DIA assay libraries enable large-scale ecological proteomics
DIA is a post-acquisition targeted mass spectrometry-based approach for quantitation of thousands of proteins that was first introduced in 2012 (Gillet et al., 2012). This approach is exceptionally well suited for ecological proteomics because it combines the advantages of not requiring any sample pre-treatment or labeling, a robust sample preparation workflow, the ability to internally normalize samples by iRT standards and normalizing to median abundance of all targets with highly accurate and visually traceable quantitation, direct quantitation based on intensity measurements of peptide fragment ions (rather than indirect methods such as those using antibodies), and robust bioinformatics tools for quantitative analyses and public sharing of data (Skyline, MSstats, mProphet, Panorama). Even though proteome coverage in DIA assay libraries is not complete, assaying over 2000 proteins simultaneously and with very high accuracy significantly expands the capabilities of protein quantitation relative to more traditional antibody-based approaches such as Western blots and ELISAs. Moreover, variability due to antibody batch variation, low affinity, or low specificity of antibodies can be avoided when using DIA assay libraries. Furthermore, DIA assay libraries provide a convenient way for normalization of relative protein abundances against the overall sample median and for large-scale comparisons of transcriptome and proteome dynamics in different ecological contexts. This is only possible because thousands of proteins are included in the library and their mean abundance is much more likely to be comparable amongst samples than the abundance of a single or few normalizer proteins such as beta-actin.

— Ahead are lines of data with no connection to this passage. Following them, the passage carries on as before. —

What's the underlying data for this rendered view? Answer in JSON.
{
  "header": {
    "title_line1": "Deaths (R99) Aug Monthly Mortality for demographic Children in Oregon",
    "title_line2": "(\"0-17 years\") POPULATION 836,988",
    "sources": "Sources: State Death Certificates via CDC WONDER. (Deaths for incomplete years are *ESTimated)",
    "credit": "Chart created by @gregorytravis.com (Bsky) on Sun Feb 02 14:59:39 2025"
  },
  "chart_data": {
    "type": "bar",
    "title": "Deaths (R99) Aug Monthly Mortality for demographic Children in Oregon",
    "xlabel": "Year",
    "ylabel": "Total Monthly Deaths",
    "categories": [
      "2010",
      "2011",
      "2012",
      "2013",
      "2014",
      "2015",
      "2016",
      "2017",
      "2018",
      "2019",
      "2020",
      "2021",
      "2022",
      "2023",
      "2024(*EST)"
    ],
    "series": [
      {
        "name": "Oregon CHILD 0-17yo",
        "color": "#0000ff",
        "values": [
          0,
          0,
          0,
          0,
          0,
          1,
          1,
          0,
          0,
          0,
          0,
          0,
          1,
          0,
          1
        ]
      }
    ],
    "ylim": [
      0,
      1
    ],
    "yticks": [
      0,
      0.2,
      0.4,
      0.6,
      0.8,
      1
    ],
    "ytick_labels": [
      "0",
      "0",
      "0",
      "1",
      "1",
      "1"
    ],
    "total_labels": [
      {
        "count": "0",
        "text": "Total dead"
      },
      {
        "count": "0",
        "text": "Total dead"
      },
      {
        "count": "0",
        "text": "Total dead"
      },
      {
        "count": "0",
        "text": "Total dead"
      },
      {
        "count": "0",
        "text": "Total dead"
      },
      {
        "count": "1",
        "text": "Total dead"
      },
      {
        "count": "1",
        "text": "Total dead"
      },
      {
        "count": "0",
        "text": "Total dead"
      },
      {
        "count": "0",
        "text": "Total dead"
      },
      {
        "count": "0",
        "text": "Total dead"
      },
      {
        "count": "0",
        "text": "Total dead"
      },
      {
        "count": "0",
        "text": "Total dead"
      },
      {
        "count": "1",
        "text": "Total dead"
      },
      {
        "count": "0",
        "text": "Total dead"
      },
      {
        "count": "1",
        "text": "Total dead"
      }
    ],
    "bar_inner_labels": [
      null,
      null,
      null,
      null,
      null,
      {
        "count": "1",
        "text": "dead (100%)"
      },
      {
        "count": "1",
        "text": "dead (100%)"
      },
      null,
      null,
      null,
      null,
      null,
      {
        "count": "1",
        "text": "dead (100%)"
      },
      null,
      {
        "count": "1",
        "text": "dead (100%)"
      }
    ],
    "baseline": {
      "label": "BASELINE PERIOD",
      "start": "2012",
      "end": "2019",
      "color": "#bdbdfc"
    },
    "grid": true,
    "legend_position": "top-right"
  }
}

The coverage of DIA assay libraries can be increased by pooling proteomes from multiple tissues and multiple purified subcellular compartments, which can yield DIA assay libraries consisting of more than 10,000 proteins (Blattmann et al., 2019). However, we do not prefer pooling because analysis of DIA data for individual tissues using such pooled DIA libraries would generate many missing values, which represents a problem for statistical analysis. In that regard, tissue-specific DIA assay libraries that were generated from representative training samples are preferable. Thus, generation of DIA assay libraries for key tissues of important ecological model organisms breaks new ground for molecular ecology. To illustrate the usefulness of the O. niloticus kidney DIA assay library for analyzing molecular phenotypes (proteome dynamics) in different ecological contexts we have analyzed kidneys obtained from fish acclimated to different environmental salinities.